Segas shares lost 4.08 percent to close at 1,600 yen after touching a 13-month low of 1,580 yen, underperforming a 3.22 percent decline in the key Nikkei average. Its shares have lost 17 percent in value over the last four sessions.
"Disappointing sales of its key football game in the lucrative North American market have raised concerns about the fate of Segas revival scenario as a game software publisher," said Takeshi Tajima, an analyst at BNP Paribas.
In August, the Japanese videogame maker released "Sega Sports NFL 2K3", an American football simulation game, in North America aiming to boost its share of the U.S. sports game market.
But Sega seems to have sold about 400,000 copies so far, below its initial target of 1.5 million copies and compared with nearly 1.5 million copies of the rival game "Madden NFL 2003" sold by Electronic Arts Inc in almost the same period, BNPs Tajima said.
He cut his rating on Sega to "neutral" from "outperform".
Sega has mapped out a plan to sell a total of 20 million copies of game software in the year to next March, including five million in North America.
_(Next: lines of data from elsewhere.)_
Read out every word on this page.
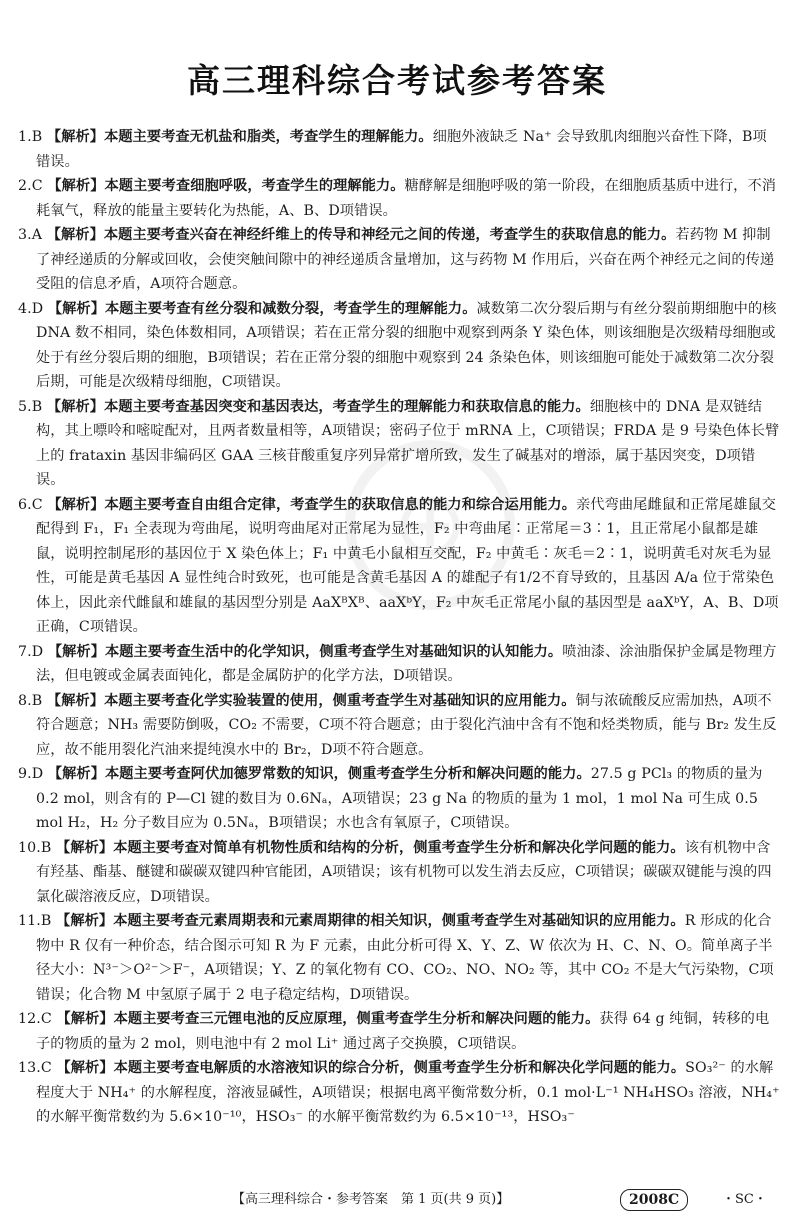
⊕
高三理科综合考试参考答案

1.B 【解析】本题主要考查无机盐和脂类，考查学生的理解能力。细胞外液缺乏 Na⁺ 会导致肌肉细胞兴奋性下降，B项错误。

2.C 【解析】本题主要考查细胞呼吸，考查学生的理解能力。糖酵解是细胞呼吸的第一阶段，在细胞质基质中进行，不消耗氧气，释放的能量主要转化为热能，A、B、D项错误。

3.A 【解析】本题主要考查兴奋在神经纤维上的传导和神经元之间的传递，考查学生的获取信息的能力。若药物 M 抑制了神经递质的分解或回收，会使突触间隙中的神经递质含量增加，这与药物 M 作用后，兴奋在两个神经元之间的传递受阻的信息矛盾，A项符合题意。

4.D 【解析】本题主要考查有丝分裂和减数分裂，考查学生的理解能力。减数第二次分裂后期与有丝分裂前期细胞中的核 DNA 数不相同，染色体数相同，A项错误；若在正常分裂的细胞中观察到两条 Y 染色体，则该细胞是次级精母细胞或处于有丝分裂后期的细胞，B项错误；若在正常分裂的细胞中观察到 24 条染色体，则该细胞可能处于减数第二次分裂后期，可能是次级精母细胞，C项错误。

5.B 【解析】本题主要考查基因突变和基因表达，考查学生的理解能力和获取信息的能力。细胞核中的 DNA 是双链结构，其上嘌呤和嘧啶配对，且两者数量相等，A项错误；密码子位于 mRNA 上，C项错误；FRDA 是 9 号染色体长臂上的 frataxin 基因非编码区 GAA 三核苷酸重复序列异常扩增所致，发生了碱基对的增添，属于基因突变，D项错误。

6.C 【解析】本题主要考查自由组合定律，考查学生的获取信息的能力和综合运用能力。亲代弯曲尾雌鼠和正常尾雄鼠交配得到 F₁，F₁ 全表现为弯曲尾，说明弯曲尾对正常尾为显性，F₂ 中弯曲尾∶正常尾＝3∶1，且正常尾小鼠都是雄鼠，说明控制尾形的基因位于 X 染色体上；F₁ 中黄毛小鼠相互交配，F₂ 中黄毛∶灰毛＝2∶1，说明黄毛对灰毛为显性，可能是黄毛基因 A 显性纯合时致死，也可能是含黄毛基因 A 的雄配子有1/2不育导致的，且基因 A/a 位于常染色体上，因此亲代雌鼠和雄鼠的基因型分别是 AaXᴮXᴮ、aaXᵇY，F₂ 中灰毛正常尾小鼠的基因型是 aaXᵇY，A、B、D项正确，C项错误。

7.D 【解析】本题主要考查生活中的化学知识，侧重考查学生对基础知识的认知能力。喷油漆、涂油脂保护金属是物理方法，但电镀或金属表面钝化，都是金属防护的化学方法，D项错误。

8.B 【解析】本题主要考查化学实验装置的使用，侧重考查学生对基础知识的应用能力。铜与浓硫酸反应需加热，A项不符合题意；NH₃ 需要防倒吸，CO₂ 不需要，C项不符合题意；由于裂化汽油中含有不饱和烃类物质，能与 Br₂ 发生反应，故不能用裂化汽油来提纯溴水中的 Br₂，D项不符合题意。

9.D 【解析】本题主要考查阿伏加德罗常数的知识，侧重考查学生分析和解决问题的能力。27.5 g PCl₃ 的物质的量为 0.2 mol，则含有的 P—Cl 键的数目为 0.6Nₐ，A项错误；23 g Na 的物质的量为 1 mol，1 mol Na 可生成 0.5 mol H₂，H₂ 分子数目应为 0.5Nₐ，B项错误；水也含有氧原子，C项错误。

10.B 【解析】本题主要考查对简单有机物性质和结构的分析，侧重考查学生分析和解决化学问题的能力。该有机物中含有羟基、酯基、醚键和碳碳双键四种官能团，A项错误；该有机物可以发生消去反应，C项错误；碳碳双键能与溴的四氯化碳溶液反应，D项错误。

11.B 【解析】本题主要考查元素周期表和元素周期律的相关知识，侧重考查学生对基础知识的应用能力。R 形成的化合物中 R 仅有一种价态，结合图示可知 R 为 F 元素，由此分析可得 X、Y、Z、W 依次为 H、C、N、O。简单离子半径大小：N³⁻＞O²⁻＞F⁻，A项错误；Y、Z 的氧化物有 CO、CO₂、NO、NO₂ 等，其中 CO₂ 不是大气污染物，C项错误；化合物 M 中氢原子属于 2 电子稳定结构，D项错误。

12.C 【解析】本题主要考查三元锂电池的反应原理，侧重考查学生分析和解决问题的能力。获得 64 g 纯铜，转移的电子的物质的量为 2 mol，则电池中有 2 mol Li⁺ 通过离子交换膜，C项错误。

13.C 【解析】本题主要考查电解质的水溶液知识的综合分析，侧重考查学生分析和解决化学问题的能力。SO₃²⁻ 的水解程度大于 NH₄⁺ 的水解程度，溶液显碱性，A项错误；根据电离平衡常数分析，0.1 mol·L⁻¹ NH₄HSO₃ 溶液，NH₄⁺ 的水解平衡常数约为 5.6×10⁻¹⁰，HSO₃⁻ 的水解平衡常数约为 6.5×10⁻¹³，HSO₃⁻

【高三理科综合・参考答案　第 1 页(共 9 页)】	2008C	・SC・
UBS Securities analyst Atsuko Kaneko estimated that sales of Segas game software in the North American market fell 11 percent in April-September from the same period last year, below its initial estimate.
"This will make it difficult to achieve our initial estimate of a 40 percent rise in North American game sales," she said.
Kaneko, who has a "reduce" rating on Sega, is considering revising down her estimate of its earnings for this year, seeing a 22.4 billion yen ($179.4 million) group operating profit and a 19.2 billion yen net profit.
In May, Sega projected a group operating profit of 21 billion yen and a net profit of 18 billion yen.
Shunji Yamashina, an analyst at Morgan Stanley, said in a report on Monday, however, that poor sales of NFL2K3 had already been factored into the share price and investors loss of faith in Sega had been overdone.
He said: "We see this as the climax of the sell-off sparked by the flopping of NFL2K3, and consider the slump to be near its end."